The company does face some challenges, however. In my view, perhaps the greatest environmental challenge is the uncertainty of hospice reimbursement. As the healthcare system continues to evolve, it is difficult if not impossible to predict reimbursement rates into the future. This difficulty, combined with the challenges of coding and reimbursement make for a challenging environment.

Legal Overhang

A final challenge worth mentioning is the unknown final impact of current lawsuit claims about improper billing procedures. As of this writing, those issues are not resolved yet.


So CHE has delivered strong growth in fundamentals (sales, earnings) over the past ten years and has a well-covered history of paying dividends.

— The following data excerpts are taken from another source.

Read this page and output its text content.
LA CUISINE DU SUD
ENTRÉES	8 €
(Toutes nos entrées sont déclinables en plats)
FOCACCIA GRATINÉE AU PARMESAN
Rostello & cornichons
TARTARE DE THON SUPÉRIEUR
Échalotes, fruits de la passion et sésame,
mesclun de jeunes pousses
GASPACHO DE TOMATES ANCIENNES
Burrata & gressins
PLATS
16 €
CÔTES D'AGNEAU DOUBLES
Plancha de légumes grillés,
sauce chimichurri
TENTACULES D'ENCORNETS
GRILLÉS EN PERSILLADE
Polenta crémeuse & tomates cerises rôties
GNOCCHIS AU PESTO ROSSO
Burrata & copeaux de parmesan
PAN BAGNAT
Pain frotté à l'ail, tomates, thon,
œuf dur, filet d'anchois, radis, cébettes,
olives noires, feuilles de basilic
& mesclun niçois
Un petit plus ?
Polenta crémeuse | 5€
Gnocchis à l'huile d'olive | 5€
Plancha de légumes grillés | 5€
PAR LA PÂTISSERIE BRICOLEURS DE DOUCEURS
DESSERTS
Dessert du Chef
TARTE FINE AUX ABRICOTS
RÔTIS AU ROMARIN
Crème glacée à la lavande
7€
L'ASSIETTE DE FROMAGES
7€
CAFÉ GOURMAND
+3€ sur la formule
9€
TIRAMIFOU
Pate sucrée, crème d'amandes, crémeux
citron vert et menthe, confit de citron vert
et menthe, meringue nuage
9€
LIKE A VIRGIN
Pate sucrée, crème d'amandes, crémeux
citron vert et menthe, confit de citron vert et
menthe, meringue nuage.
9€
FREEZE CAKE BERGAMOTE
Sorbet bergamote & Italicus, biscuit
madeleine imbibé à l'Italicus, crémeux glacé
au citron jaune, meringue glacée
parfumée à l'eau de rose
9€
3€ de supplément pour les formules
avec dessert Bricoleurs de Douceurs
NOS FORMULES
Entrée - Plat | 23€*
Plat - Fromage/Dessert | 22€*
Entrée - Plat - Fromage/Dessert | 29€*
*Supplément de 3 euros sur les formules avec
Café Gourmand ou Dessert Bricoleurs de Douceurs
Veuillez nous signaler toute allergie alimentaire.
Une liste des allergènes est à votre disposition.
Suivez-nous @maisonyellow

Are Shares Attractive at Current Levels?

In my view, not yet. When valuing a company, I like to compare that company against its own historical valuation.

In the chart below, the orange line represents earnings history and what could be considered "fair valuation" at a price/earnings multiple of 15X. The blue line represents an historic normalized average P/E. Finally, the black line is the market price. Please note that the 10-year average P/E is 15.1X, and that the current P/E is 19X. The F.A.S.T. Graph below depicts this relationship clearly by comparing the black line (market price) to the earnings line at 15X earnings.

Historical Graph - Copyright 2016, F.A.S.T. Graphs - All Rights Reserved

Even when calculating the forward P/E based on estimated 2016 earnings of $7.31 (source: Yahoo Finance), the forward P/E is an above-average 17.7X. Also note that the already low dividend yield .73% is below the 10-year average yield of 1%.

One possible interpretation: for a patient person who believes that the value might eventually return to average, a possible entry point around $100-$115 is not out of the question.


Chemed is a company with a track record of growing fundamentals with some favorable company-specific opportunities going forward. The issue, in my opinion, is that the share price has outrun the valuation at these levels. Therefore, it may be wise to adopt a wait-and-see approach and enter a position at more normalized P/E levels; in this case, assuming the "E" part of the equation holds in this uncertain environment, patience to seek an entry around $110-$115 may be prudent.

As always, all of the above opinions are offered simply as a contribution to the conversation. Thank you very much for your time.

Disclosure: I/we have no positions in any stocks mentioned, and no plans to initiate any positions within the next 72 hours.

I wrote this article myself, and it expresses my own opinions. I am not receiving compensation for it (other than from Seeking Alpha). I have no business relationship with any company whose stock is mentioned in this article.